Two dimensional analysis of coupled non-Fick diffusion-elastodynamics problems in functionally graded materials using meshless local Petrov–Galerkin (MLPG) method

In this article, the transient dynamic analysis of two dimensional coupled non-Fick diffusion-elasticity is carried out in functionally graded materials (FGMs) under shock loading using meshless local Petrov–Galerkin (MLPG) method. By using a unit step function as the test functions on small subdomains of circular shape in the local weak-form, the local integral equations (LIEs) are obtained for the problem. The mechanical properties are assumed to vary as nonlinear functions in volume fraction forms.
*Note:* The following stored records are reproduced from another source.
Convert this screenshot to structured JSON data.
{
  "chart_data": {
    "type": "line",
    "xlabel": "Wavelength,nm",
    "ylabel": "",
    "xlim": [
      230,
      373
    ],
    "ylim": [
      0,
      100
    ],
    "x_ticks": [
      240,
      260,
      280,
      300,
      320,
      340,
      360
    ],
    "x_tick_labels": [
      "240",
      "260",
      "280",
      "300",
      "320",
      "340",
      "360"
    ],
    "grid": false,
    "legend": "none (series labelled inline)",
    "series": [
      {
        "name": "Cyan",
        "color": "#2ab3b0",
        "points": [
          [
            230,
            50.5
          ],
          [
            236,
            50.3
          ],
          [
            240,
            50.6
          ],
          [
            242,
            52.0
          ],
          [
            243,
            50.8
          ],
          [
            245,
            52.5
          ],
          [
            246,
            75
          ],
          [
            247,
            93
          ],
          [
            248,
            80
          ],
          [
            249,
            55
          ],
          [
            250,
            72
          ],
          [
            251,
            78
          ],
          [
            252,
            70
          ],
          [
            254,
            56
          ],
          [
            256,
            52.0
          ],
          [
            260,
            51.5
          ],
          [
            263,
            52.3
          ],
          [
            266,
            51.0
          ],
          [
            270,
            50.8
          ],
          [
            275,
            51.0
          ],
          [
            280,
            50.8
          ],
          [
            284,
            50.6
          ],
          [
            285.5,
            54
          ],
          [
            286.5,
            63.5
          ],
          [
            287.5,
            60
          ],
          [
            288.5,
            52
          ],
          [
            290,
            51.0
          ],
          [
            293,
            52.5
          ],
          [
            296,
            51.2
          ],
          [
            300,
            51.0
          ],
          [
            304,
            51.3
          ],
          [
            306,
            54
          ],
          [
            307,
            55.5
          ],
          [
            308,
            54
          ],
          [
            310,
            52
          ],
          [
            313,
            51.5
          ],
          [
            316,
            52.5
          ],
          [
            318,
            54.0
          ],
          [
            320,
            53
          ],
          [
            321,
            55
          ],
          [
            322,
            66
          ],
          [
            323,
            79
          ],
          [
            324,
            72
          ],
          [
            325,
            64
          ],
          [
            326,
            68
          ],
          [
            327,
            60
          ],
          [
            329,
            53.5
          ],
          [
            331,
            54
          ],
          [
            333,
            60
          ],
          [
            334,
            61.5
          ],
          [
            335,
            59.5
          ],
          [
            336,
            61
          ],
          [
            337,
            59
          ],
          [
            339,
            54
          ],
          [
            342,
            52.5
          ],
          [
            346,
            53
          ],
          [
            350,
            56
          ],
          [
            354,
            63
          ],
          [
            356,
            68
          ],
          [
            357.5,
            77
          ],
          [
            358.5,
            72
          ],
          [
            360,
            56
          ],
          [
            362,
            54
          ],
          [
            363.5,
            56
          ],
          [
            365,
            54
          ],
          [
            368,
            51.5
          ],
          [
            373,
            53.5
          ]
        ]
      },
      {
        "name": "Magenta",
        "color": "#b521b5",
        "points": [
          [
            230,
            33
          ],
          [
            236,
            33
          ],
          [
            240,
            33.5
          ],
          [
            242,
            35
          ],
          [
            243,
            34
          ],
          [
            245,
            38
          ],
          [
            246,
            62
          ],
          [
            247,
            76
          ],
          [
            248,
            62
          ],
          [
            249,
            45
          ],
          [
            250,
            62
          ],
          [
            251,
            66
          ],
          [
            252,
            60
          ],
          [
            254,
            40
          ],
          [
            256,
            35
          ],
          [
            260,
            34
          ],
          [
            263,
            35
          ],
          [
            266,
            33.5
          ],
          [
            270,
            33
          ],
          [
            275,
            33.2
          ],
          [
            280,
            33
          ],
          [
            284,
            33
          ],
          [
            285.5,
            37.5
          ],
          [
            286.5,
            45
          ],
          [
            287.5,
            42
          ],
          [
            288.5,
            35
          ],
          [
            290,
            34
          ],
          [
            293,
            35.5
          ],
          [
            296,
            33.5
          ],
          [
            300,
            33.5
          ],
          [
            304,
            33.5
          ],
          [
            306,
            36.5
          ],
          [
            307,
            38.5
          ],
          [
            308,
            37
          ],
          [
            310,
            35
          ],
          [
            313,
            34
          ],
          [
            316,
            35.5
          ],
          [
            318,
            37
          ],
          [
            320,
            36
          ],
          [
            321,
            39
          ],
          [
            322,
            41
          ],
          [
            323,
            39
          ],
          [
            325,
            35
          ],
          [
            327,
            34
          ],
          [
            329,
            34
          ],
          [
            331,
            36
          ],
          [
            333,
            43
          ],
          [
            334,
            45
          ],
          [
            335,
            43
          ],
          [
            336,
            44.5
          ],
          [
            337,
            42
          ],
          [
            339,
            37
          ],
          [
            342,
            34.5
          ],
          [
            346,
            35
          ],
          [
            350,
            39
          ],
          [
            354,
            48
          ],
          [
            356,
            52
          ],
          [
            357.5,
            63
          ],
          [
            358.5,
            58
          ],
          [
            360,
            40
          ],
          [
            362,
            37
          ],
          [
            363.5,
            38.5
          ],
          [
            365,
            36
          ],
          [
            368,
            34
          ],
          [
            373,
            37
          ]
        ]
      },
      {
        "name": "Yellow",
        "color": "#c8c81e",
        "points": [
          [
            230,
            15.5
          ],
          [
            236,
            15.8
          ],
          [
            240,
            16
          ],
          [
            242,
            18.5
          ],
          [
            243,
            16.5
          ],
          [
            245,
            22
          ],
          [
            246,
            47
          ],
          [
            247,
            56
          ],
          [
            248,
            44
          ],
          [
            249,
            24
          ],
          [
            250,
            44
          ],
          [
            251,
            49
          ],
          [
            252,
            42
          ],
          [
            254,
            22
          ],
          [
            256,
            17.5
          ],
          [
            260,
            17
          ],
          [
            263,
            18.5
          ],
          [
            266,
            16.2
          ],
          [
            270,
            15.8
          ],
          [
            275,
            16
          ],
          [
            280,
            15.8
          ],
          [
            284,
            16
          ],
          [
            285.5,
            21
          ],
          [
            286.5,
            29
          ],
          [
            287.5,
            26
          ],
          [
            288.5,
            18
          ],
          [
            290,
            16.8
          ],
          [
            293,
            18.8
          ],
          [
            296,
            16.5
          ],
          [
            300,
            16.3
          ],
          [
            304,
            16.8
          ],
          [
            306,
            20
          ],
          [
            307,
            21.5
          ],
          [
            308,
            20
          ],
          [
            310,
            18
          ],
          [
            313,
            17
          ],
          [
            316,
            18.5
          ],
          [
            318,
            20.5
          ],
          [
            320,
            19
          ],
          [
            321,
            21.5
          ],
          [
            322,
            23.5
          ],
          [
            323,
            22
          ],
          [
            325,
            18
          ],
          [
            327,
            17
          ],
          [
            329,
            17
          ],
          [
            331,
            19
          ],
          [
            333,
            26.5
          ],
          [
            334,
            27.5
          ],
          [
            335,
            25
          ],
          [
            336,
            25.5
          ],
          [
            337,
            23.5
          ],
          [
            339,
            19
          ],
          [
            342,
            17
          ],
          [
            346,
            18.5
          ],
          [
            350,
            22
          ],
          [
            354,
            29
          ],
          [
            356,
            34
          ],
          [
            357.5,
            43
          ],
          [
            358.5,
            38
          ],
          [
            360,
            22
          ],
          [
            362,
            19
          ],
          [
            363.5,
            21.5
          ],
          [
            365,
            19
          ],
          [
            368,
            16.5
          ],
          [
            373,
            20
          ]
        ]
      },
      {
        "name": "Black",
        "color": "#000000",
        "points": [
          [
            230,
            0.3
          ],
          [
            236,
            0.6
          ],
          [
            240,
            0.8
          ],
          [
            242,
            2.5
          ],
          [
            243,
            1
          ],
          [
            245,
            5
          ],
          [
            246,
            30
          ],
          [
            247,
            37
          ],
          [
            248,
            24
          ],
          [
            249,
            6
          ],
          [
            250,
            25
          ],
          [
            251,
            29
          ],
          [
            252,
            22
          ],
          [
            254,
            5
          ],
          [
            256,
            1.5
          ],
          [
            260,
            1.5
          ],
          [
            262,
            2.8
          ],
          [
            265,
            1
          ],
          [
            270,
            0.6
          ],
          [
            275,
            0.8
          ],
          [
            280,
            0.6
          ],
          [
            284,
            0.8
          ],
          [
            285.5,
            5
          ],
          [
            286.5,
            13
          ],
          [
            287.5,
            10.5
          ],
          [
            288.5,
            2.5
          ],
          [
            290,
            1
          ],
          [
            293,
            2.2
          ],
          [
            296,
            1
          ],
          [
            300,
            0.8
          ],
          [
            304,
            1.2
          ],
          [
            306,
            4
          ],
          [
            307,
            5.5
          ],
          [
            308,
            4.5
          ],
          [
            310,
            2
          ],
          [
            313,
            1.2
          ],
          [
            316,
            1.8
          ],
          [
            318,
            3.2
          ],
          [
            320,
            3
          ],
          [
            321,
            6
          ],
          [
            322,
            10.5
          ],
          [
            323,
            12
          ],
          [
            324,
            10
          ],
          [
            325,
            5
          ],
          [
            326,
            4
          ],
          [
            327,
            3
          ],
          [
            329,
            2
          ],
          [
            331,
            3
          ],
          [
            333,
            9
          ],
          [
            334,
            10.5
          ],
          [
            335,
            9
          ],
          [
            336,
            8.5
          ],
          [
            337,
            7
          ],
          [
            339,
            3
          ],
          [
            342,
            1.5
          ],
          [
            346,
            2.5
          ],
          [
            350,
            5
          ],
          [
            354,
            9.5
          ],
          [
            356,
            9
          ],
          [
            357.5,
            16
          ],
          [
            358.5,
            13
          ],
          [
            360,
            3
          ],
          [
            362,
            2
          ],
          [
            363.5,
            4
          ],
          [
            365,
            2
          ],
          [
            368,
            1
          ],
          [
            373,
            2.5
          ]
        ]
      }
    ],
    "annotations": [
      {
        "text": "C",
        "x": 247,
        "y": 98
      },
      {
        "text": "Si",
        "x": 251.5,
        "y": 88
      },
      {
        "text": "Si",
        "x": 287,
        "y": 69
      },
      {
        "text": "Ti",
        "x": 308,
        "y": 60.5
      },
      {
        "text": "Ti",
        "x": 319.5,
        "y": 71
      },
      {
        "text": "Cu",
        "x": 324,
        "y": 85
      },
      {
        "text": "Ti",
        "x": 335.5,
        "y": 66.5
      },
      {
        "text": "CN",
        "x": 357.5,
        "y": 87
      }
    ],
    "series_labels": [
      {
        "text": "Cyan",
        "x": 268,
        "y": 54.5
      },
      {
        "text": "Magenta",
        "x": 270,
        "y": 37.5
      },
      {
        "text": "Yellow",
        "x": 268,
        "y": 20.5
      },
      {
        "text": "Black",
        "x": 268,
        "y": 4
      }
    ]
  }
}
The radial basis functions are used for approximation of the spatial variation of field variables in the analyzed domain. For treatment of time variations, the Laplace-transform technique is utilized. The molar concentration and elastic wave propagate with finite speeds through 2D-FGM domain. The effects of various grading patterns of FGMs on the propagation of molar concentration and elastic waves are discussed in details at various time instants. The profiles of molar concentration and displacements in two orthogonal directions are illustrated in FGM with various nonlinear grading patterns at various time instants. The presented results show that the MLPG method has a high capability to be employed for transient and wave propagation analysis in coupled problem of elasticity and diffusion.